This blog is dedicated to the wooden churches and other forms of traditional folk architecture found throughout the Carpathian region in Ukraine, Slovakia, Poland, Romania and the Czech Republic. My eventual goal is to visit and photograph all of these churches, and I will post the photos and a description of each of them here.
Tuesday, December 14, 2010
This former Greek-Catholic wooden church is found on a small hill in the village of Równia, located south of the town of Ustrzyki Dolne and a few kilometres from the Ukrainian border. It features a three-domed architectural style which is very rare on Polish territory, being more typical of Boyko-style churches found further east in Ukraine.
The church is thought to have been built in the early 18th century, and it would later suffer extensive damage during World War Two. Following the war, the Lemko and Boyko inhabitants of the village were accused of aiding the Ukrainian Insurgent Army, which was fighting the Polish government.
They were expelled from the region along with most of the Lemko and Boyko population of south-eastern Poland, and were sent to become new settlers in the recently-claimed former German territories granted to Poland at the end of the war. Thus the village of Równia lost its Greek-Catholic population, and the church was converted for use as a Roman Catholic church when Catholic Poles were resettled in the village.

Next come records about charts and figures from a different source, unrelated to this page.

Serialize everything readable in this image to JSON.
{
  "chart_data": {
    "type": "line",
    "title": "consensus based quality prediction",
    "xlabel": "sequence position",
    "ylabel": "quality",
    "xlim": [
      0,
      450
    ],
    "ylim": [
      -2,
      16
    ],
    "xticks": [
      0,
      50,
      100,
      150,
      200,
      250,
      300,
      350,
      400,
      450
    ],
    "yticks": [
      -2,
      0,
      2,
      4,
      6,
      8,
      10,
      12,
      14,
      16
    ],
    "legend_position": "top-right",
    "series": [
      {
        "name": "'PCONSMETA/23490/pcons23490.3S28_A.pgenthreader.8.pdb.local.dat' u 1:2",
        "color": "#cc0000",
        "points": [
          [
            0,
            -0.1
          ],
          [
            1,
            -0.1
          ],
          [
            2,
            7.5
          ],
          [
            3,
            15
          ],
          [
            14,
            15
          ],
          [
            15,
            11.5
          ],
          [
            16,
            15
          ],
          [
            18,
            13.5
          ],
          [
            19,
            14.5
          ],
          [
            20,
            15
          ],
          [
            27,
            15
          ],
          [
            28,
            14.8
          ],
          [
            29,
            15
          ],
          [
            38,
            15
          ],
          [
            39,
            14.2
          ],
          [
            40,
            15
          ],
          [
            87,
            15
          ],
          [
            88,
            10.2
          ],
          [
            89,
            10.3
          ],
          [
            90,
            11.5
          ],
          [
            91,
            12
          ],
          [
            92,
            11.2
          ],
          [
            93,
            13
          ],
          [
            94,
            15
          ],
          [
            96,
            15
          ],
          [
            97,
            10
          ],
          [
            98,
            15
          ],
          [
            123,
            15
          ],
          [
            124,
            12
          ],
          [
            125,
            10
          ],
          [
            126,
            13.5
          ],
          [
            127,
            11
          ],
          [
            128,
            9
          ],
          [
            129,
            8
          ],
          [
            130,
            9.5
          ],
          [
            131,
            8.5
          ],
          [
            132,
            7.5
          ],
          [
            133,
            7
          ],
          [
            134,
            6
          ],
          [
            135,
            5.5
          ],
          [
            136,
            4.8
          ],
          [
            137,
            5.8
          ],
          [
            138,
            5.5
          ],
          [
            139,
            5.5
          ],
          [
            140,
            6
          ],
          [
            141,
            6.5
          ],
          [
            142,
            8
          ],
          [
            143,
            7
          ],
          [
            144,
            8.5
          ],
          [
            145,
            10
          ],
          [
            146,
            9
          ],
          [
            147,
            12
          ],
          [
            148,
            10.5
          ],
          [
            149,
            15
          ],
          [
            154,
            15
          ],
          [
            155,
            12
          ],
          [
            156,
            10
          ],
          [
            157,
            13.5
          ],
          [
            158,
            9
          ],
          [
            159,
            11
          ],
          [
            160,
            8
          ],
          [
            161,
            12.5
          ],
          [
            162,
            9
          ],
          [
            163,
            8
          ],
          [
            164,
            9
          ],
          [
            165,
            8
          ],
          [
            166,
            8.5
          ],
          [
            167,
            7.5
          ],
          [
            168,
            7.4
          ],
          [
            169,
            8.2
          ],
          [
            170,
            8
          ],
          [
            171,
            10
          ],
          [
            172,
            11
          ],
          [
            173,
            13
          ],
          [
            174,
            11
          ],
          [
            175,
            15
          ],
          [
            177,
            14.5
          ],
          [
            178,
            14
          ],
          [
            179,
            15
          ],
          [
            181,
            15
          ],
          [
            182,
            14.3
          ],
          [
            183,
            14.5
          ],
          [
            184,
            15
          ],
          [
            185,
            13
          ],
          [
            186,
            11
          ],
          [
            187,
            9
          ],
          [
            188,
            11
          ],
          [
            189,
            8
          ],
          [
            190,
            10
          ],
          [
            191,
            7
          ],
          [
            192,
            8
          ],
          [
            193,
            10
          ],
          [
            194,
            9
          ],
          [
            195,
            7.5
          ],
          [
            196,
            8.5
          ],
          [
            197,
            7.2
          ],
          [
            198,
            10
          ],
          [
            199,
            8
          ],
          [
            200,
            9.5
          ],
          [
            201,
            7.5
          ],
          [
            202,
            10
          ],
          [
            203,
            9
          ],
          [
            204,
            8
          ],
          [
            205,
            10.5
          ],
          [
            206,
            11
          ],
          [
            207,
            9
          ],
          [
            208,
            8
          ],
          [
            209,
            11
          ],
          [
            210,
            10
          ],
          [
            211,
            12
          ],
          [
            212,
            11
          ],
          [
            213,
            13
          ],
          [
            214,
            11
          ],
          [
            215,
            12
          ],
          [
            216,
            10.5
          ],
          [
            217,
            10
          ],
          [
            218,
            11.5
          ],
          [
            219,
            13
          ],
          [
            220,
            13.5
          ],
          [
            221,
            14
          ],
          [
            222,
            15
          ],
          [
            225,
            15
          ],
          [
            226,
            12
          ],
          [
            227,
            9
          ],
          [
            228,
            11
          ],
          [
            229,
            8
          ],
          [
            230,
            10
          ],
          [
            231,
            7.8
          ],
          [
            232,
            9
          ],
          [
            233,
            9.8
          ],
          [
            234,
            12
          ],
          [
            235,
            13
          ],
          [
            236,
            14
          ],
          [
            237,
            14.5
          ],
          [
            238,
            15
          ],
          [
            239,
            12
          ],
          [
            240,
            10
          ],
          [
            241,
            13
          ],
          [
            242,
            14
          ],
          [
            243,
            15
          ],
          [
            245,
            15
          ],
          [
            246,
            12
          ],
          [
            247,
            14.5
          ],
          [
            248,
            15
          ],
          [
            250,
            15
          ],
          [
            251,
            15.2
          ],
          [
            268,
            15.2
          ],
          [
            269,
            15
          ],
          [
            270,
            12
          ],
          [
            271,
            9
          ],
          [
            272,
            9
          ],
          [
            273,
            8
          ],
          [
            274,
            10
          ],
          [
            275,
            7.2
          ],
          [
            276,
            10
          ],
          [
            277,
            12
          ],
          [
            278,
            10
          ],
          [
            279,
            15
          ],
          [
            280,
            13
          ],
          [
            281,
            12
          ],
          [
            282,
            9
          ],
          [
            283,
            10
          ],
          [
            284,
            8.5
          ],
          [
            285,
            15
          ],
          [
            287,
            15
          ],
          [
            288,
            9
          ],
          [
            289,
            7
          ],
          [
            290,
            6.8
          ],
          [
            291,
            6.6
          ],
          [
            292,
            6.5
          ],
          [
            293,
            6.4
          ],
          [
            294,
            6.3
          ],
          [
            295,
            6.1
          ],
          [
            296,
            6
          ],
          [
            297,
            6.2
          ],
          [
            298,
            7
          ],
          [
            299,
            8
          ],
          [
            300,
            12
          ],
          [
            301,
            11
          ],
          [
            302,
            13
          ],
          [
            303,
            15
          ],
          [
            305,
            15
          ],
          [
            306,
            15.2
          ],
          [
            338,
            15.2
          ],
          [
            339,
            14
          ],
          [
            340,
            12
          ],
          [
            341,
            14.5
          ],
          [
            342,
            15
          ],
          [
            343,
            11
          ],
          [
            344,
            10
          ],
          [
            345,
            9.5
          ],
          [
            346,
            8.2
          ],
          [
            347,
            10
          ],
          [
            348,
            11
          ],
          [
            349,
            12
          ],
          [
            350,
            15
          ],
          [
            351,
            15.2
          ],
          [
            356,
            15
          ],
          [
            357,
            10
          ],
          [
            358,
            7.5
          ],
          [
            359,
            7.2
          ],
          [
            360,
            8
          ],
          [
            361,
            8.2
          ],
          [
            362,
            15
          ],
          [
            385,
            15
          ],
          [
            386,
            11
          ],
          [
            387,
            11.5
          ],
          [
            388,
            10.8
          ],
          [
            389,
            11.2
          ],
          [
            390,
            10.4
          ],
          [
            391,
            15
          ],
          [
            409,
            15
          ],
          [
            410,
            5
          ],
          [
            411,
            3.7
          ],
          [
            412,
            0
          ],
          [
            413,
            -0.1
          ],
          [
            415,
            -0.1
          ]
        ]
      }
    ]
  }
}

This is one of the most unique wooden churches in the region of Małopolska (Little Poland), though the interior is much less remarkable than the exterior. The village is difficult to reach directly by public transport as it has very limited bus connections, but it is possible to walk to the village in about one hour by taking a hiking trail that begins at the edge of the town of Ustrzyki Dolne. There are also interesting wooden churches worth taking a look at in the surrounding villages of Ustjanowa Górna, Hoszowczyk and Hoszów.